The main Contemporary Controls products that can be used if required in the GCOP System integration support are:
BAScontrol22 and BAScontrol20 controllers
BAScontrol family of products provide all the features necessary for a truly open controller. If required, this controller is used in the GCOP system to monitor zone temperature and humidity, and use these values in the LCHWT setpoint reset optimization algorithms.
BAScontrol controller family is programmed using Sedona, an open source drags and drop component based programming language.
BASrouter model BASRT-B. BACnet Multi-Network Router
The BASrouter is used to route messages between BACnet/IP, BACnet Ethernet and BACnet MS/TP networks. If optional power meters are needed to verify the energy savings, the Wattnode Power Meters, with BACnet MS/TP protocol, are integrated to the GCOP using the BASRouter.
The BASrouter also supports 5 BBMD entries that allows the GCOP, if required, to integrate into the subnets of the existing BACnet topology in the building.
RemoteVPN. Simplified Secure Remote Communication
The RemoteVPN is a service offered by Contemporary Controls that allows systems integrators remote access to systems from the convenience of the systems integrator's home or office.

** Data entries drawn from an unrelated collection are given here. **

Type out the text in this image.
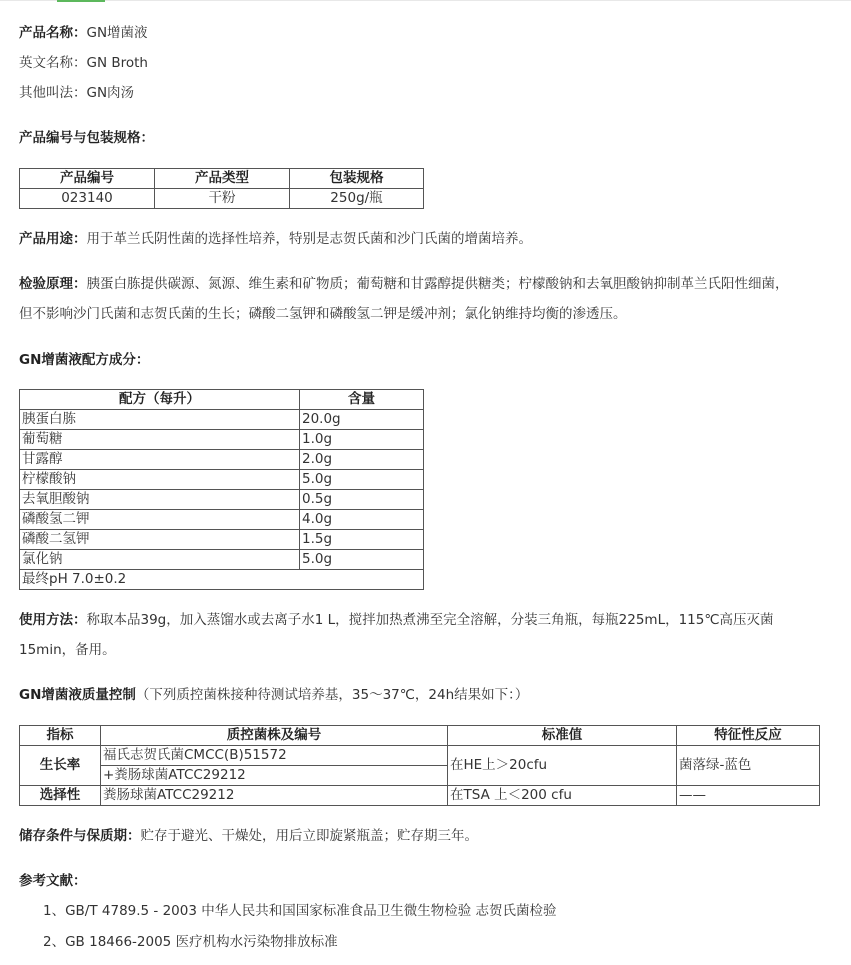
产品名称：GN增菌液
英文名称：GN Broth
其他叫法：GN肉汤
产品编号与包装规格：
产品编号	产品类型	包装规格
023140	干粉	250g/瓶
产品用途：用于革兰氏阴性菌的选择性培养，特别是志贺氏菌和沙门氏菌的增菌培养。
检验原理：胰蛋白胨提供碳源、氮源、维生素和矿物质；葡萄糖和甘露醇提供糖类；柠檬酸钠和去氧胆酸钠抑制革兰氏阳性细菌，
但不影响沙门氏菌和志贺氏菌的生长；磷酸二氢钾和磷酸氢二钾是缓冲剂；氯化钠维持均衡的渗透压。
GN增菌液配方成分：
配方（每升）	含量
胰蛋白胨	20.0g
葡萄糖	1.0g
甘露醇	2.0g
柠檬酸钠	5.0g
去氧胆酸钠	0.5g
磷酸氢二钾	4.0g
磷酸二氢钾	1.5g
氯化钠	5.0g
最终pH 7.0±0.2	
使用方法：称取本品39g，加入蒸馏水或去离子水1 L，搅拌加热煮沸至完全溶解，分装三角瓶，每瓶225mL，115℃高压灭菌
15min，备用。
GN增菌液质量控制（下列质控菌株接种待测试培养基，35～37℃，24h结果如下：）
指标	质控菌株及编号	标准值	特征性反应
生长率	福氏志贺氏菌CMCC(B)51572	在HE上＞20cfu	菌落绿-蓝色
	+粪肠球菌ATCC29212		
选择性	粪肠球菌ATCC29212	在TSA 上＜200 cfu	——
储存条件与保质期：贮存于避光、干燥处，用后立即旋紧瓶盖；贮存期三年。
参考文献：
1、GB/T 4789.5 - 2003 中华人民共和国国家标准食品卫生微生物检验 志贺氏菌检验
2、GB 18466-2005 医疗机构水污染物排放标准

This service is especially useful to make maintenance and upgrades in the Sedona program of each BAScontrol and provides a way to use a remote BMS for supervision and control.
Installation of the Bacnet IP network
Depending on the already existing Bacnet communication interfaces in campus, we install all the necessary communication interfaces, Gateways, and switches to make the Bacnet IP network up and running.
Installation of the GCOP Controller
All the required chiller parameters are mapped into the GCOP Optimizer Controller. The GCOP is also configured for optimum results for the characteristic of the target chillers
GCOP Cloud Analytics
A user account is created in the GCOP Web Server to monitor and have some control of the chiller plant anywhere you are. Historical trending graphics, evaluation and energy saving reports, and much more information about the chiller plant is displayed in dashboards.
Bacnet IP server for Integration
The GCOP Controller has a built-in Bacnet IP server which allows third party integrators of other building systems, such as existing BMS, to get all the parameters measured and calculated by the GCOP controller and send back commands to the controller.
Continuous update of the GCOP Controller
Whenever a new software version is ready, the user can download it from the GCOP Web Server and install in the GCOP Controller.
Consulting and technical support
We prepare the maintenance operators in campus to operate the GCOP controller by them self, and we also give support and recommendations to get the best energy savings results.